The patients in this study had a M-protein peak in the gamma zone by serum protein electrophoresis. There was no splenomegaly or organomegaly. Some studies have reported that about half the plasma cells have a morphologically lymphoplasmacytic appearance. Immunohistochemical studies may be helpful in these cases. Cytoplasmic immunoglobulin is usually positive, but not CD20 on plasma cells.13 The association between CD20 expression and small mature plasma cell morphology was reported in the study of Robillard et al.2 The significance of CD20 expression in MM patients is not well understood yet.

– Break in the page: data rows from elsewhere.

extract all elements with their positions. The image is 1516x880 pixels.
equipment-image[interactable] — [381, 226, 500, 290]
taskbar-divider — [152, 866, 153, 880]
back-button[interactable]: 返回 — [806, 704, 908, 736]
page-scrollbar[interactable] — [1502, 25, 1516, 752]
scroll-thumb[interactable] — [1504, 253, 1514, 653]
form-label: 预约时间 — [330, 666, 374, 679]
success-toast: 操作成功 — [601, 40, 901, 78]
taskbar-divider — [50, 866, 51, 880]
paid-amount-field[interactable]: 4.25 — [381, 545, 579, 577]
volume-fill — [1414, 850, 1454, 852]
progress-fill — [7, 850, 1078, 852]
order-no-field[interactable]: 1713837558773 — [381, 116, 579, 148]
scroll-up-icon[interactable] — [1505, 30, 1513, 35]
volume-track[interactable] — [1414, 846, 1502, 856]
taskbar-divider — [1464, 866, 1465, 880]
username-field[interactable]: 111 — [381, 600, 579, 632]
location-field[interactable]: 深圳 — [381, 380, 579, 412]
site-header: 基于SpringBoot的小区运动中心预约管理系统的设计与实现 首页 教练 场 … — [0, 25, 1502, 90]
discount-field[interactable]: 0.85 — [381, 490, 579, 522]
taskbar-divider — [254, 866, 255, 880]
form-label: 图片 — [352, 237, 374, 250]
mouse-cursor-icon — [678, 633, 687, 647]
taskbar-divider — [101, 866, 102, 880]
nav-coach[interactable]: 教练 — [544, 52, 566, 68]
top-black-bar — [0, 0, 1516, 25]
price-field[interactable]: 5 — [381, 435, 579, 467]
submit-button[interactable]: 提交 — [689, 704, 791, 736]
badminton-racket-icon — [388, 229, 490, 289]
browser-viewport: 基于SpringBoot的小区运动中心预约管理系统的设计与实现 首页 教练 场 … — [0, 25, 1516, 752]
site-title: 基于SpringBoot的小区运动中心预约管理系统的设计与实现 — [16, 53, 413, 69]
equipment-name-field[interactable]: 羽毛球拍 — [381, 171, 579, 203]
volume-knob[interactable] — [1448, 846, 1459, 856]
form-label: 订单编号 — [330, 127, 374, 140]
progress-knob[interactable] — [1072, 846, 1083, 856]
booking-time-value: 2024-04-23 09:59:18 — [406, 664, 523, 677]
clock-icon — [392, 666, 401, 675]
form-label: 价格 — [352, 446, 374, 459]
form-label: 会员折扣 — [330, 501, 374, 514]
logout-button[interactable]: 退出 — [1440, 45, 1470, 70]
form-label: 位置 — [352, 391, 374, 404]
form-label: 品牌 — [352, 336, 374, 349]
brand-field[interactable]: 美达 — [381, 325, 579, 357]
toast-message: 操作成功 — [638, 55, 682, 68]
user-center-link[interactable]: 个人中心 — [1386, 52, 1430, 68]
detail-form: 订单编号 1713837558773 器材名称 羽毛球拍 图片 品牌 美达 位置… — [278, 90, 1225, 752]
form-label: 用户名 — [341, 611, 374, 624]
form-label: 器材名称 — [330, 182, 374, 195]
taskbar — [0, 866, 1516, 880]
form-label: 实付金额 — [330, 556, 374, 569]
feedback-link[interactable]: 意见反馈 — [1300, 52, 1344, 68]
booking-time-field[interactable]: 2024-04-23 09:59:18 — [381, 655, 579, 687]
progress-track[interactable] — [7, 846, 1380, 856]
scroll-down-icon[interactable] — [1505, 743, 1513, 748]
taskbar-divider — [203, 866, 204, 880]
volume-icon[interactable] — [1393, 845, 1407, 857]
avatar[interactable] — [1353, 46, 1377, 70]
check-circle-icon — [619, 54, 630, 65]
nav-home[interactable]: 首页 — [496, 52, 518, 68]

The CD20 antigen is associated with shorter survival, and may be a poor prognostic factor for MM.4,6,14 According to Grigoriadis et al.,11 CD20+ plasma cell myeloma cases represent a heterogeneous disease and not a unique clinicopathological entity. However, the prognostic significance of CD20 expression in MM alone is unclear. The effect of other markers of the disease is not known clearly.4,6
CD20+ MM cells occurred in three patterns in the study by Quinn et al.4; the patterns were reported as follows: diffuse (63%), interstitial (33%), and clustered (4%). The relationship between pattern, isotype in bone marrow and CD20 positivity has been reported in the literature.4 According to this study, 24 cases were positive for CD20, 62.5% with IgG heavy chain and ten cases with lambda light chain. In the current study 38 (62.2%) patients had IgG heavy chain MM but no patients had IgM myeloma. Moreover there was a higher positivity for CD20 expression compared to the literature; according to the cut-off value of 20%, 28.7% of the patients were positive.
The limitations of this study were the small number of cases and the use of only one methodology, immunohistochemical analysis, to evaluate CD20 expression. The prognostic significance of CD20 positivity might be better evaluated by combining flow cytometry and immunohistochemical analysis in larger cohorts.
Conflicts of interestThe authors declare no conflicts of interest.